Her opponent, Scott Wiener, had formerly served on the San Francisco Board of Supervisors representing the Castro District. A 50-year-old gay Jewish man, Wiener was targeted this year with anti-Semitic and homophobic hate speech by Trump supporters and QAnon fanatics for proposing to eliminate anti-gay discrimination in sex offender registration laws. He is a political moderate who some see as conservative when it comes to housing and poverty issues.
Fielder quickly proved herself adept at grassroots fundraising, drawing contributions from over 4,000 individual donors and surprising the political establishment. She charmed much of the city by campaigning from a colorful old school bus while laying out her progressive, inclusive agenda. Yet it still couldn’t put her over the top.
“We have so far won 127,000 of votes,” Fielder posted on social media on the night of November 3. “It’s not enough, but we worked damn hard for every single one, and we’re proud of every single one.”
“This campaign was never about just one person,” she later said in a press release conceding defeat. “This is a movement, and our movement is stronger than ever. No incumbent in Sacramento should feel safe.”
Fielder’s campaign had an electric effect on the burgeoning gains by socialists in San Francisco electoral politics: Another socialist, Dean Preston, won a term on the Board of Supervisors in this election. And it also compelled Wiener to reposition himself as a more progressive candidate as he was challenged from the left.

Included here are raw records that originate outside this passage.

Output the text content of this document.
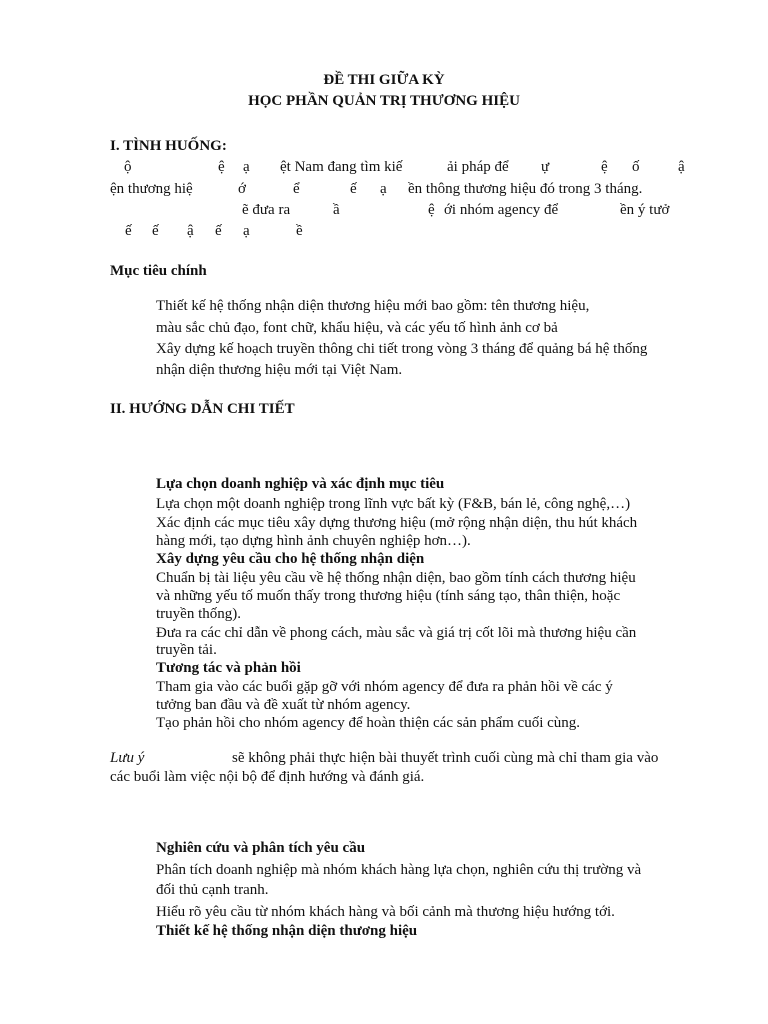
ĐỀ THI GIỮA KỲ
HỌC PHẦN QUẢN TRỊ THƯƠNG HIỆU
I. TÌNH HUỐNG:
ộ	ệ ạ ệt Nam đang tìm kiế	ải pháp để ự	ệ ố	ậ
ện thương hiệ	ớ	ể	ế ạ ền thông thương hiệu đó trong 3 tháng.
ẽ đưa ra	ầ	ệ ới nhóm agency để	ền ý tưở
ế ế ậ ế ạ	ề
Mục tiêu chính
Thiết kế hệ thống nhận diện thương hiệu mới bao gồm: tên thương hiệu,
màu sắc chủ đạo, font chữ, khẩu hiệu, và các yếu tố hình ảnh cơ bả
Xây dựng kế hoạch truyền thông chi tiết trong vòng 3 tháng để quảng bá hệ thống
nhận diện thương hiệu mới tại Việt Nam.
II. HƯỚNG DẪN CHI TIẾT
Lựa chọn doanh nghiệp và xác định mục tiêu
Lựa chọn một doanh nghiệp trong lĩnh vực bất kỳ (F&B, bán lẻ, công nghệ,…)
Xác định các mục tiêu xây dựng thương hiệu (mở rộng nhận diện, thu hút khách
hàng mới, tạo dựng hình ảnh chuyên nghiệp hơn…).
Xây dựng yêu cầu cho hệ thống nhận diện
Chuẩn bị tài liệu yêu cầu về hệ thống nhận diện, bao gồm tính cách thương hiệu
và những yếu tố muốn thấy trong thương hiệu (tính sáng tạo, thân thiện, hoặc
truyền thống).
Đưa ra các chỉ dẫn về phong cách, màu sắc và giá trị cốt lõi mà thương hiệu cần
truyền tải.
Tương tác và phản hồi
Tham gia vào các buổi gặp gỡ với nhóm agency để đưa ra phản hồi về các ý
tưởng ban đầu và đề xuất từ nhóm agency.
Tạo phản hồi cho nhóm agency để hoàn thiện các sản phẩm cuối cùng.
Lưu ý	sẽ không phải thực hiện bài thuyết trình cuối cùng mà chỉ tham gia vào
các buổi làm việc nội bộ để định hướng và đánh giá.
Nghiên cứu và phân tích yêu cầu
Phân tích doanh nghiệp mà nhóm khách hàng lựa chọn, nghiên cứu thị trường và
đối thủ cạnh tranh.
Hiểu rõ yêu cầu từ nhóm khách hàng và bối cảnh mà thương hiệu hướng tới.
Thiết kế hệ thống nhận diện thương hiệu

For the legendary San Francisco drag queen and prolific local activist Juanita MORE!, Tuesday’s results were a reminder that much work lies ahead for progressive Californians, even in a state this blue.

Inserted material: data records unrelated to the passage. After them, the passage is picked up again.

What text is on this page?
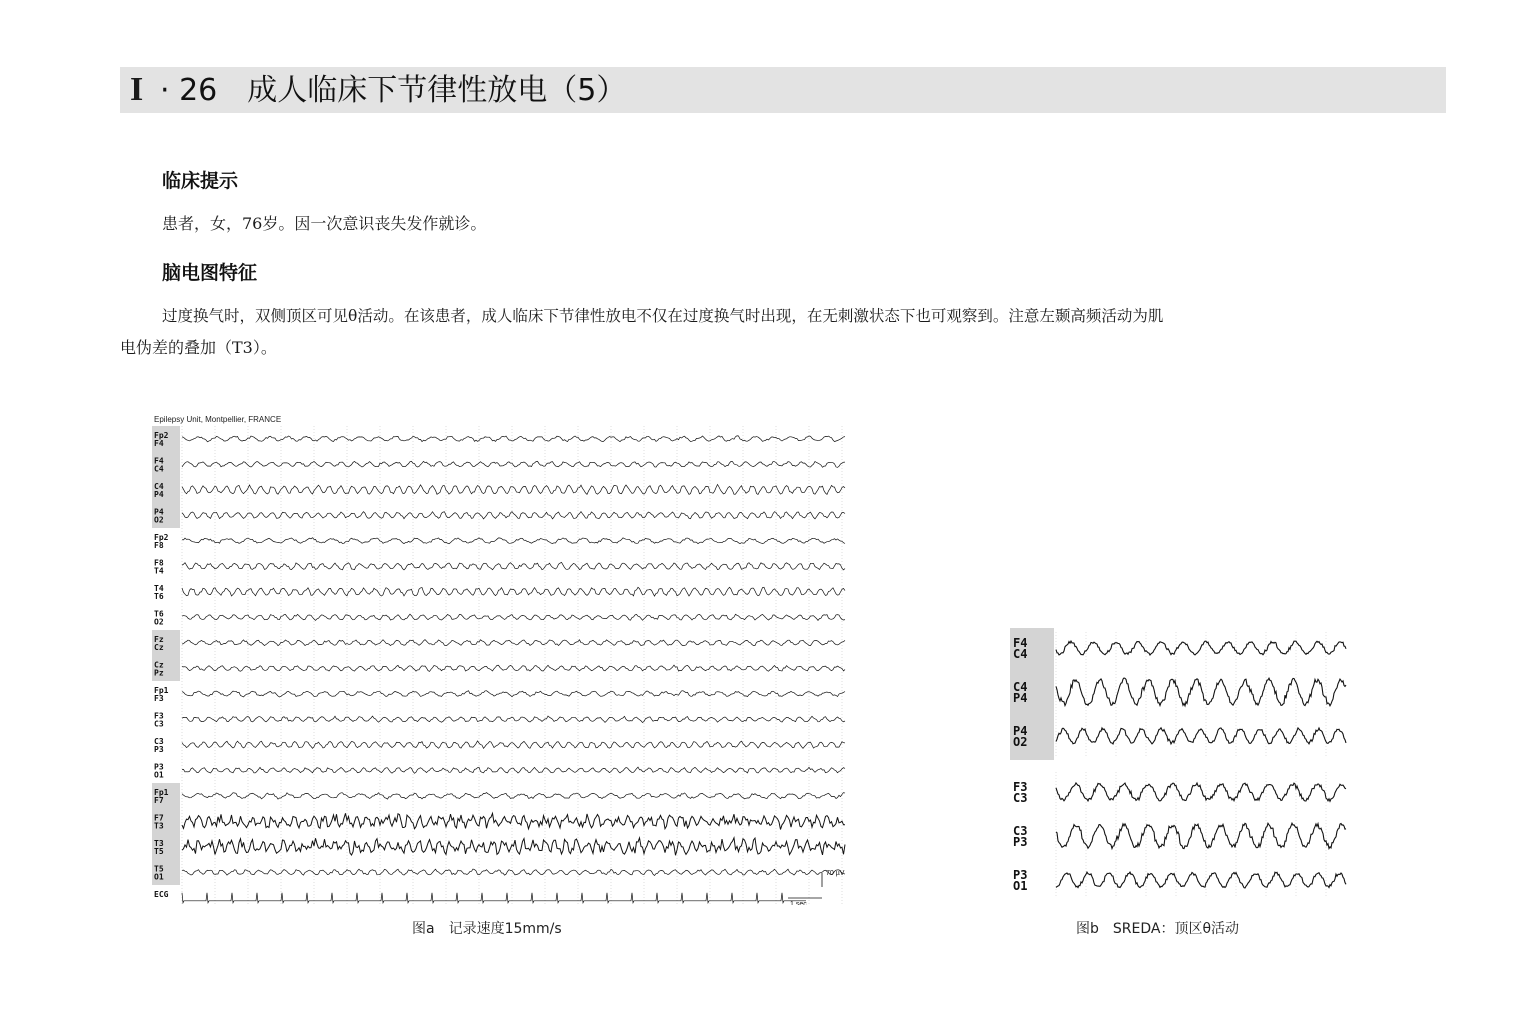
I · 26　成人临床下节律性放电（5）
临床提示
患者，女，76岁。因一次意识丧失发作就诊。
脑电图特征
过度换气时，双侧顶区可见θ活动。在该患者，成人临床下节律性放电不仅在过度换气时出现，在无刺激状态下也可观察到。注意左颞高频活动为肌
电伪差的叠加（T3）。
Epilepsy Unit, Montpellier, FRANCE
Fp2
F4
F4
C4
C4
P4
P4
O2
Fp2
F8
F8
T4
T4
T6
T6
O2
Fz
Cz
Cz
Pz
Fp1
F3
F3
C3
C3
P3
P3
O1
Fp1
F7
F7
T3
T3
T5
T5
O1
ECG
70 µV
1 sec
图a　记录速度15mm/s
F4
C4
C4
P4
P4
O2
F3
C3
C3
P3
P3
O1
图b　SREDA：顶区θ活动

“I think we knew that these were going to be uphill battles,” MORE! told them. “It’s always going to be hard to elevate the voices of queer people, working people, indigenous people, people of color and poor people when massive corporations and Republicans are engaged in deceptive attacks on our democracy. We can’t take progressive values for granted in California — or even in San Francisco.”
MORE! expressed gratitude that parolees won their right to vote, and said she thinks Fielder “did an amazing service to our democracy, even if this wasn’t her time.”
“As for everything else, tomorrow we wake up and continue moving forward with our work,” she continued. “It’s never finished for me.”
Sa’id echoed her sentiments: “[This turnout] is a reminder that progress isn’t linear, and I don’t think we can ever expect it to be,” she told them.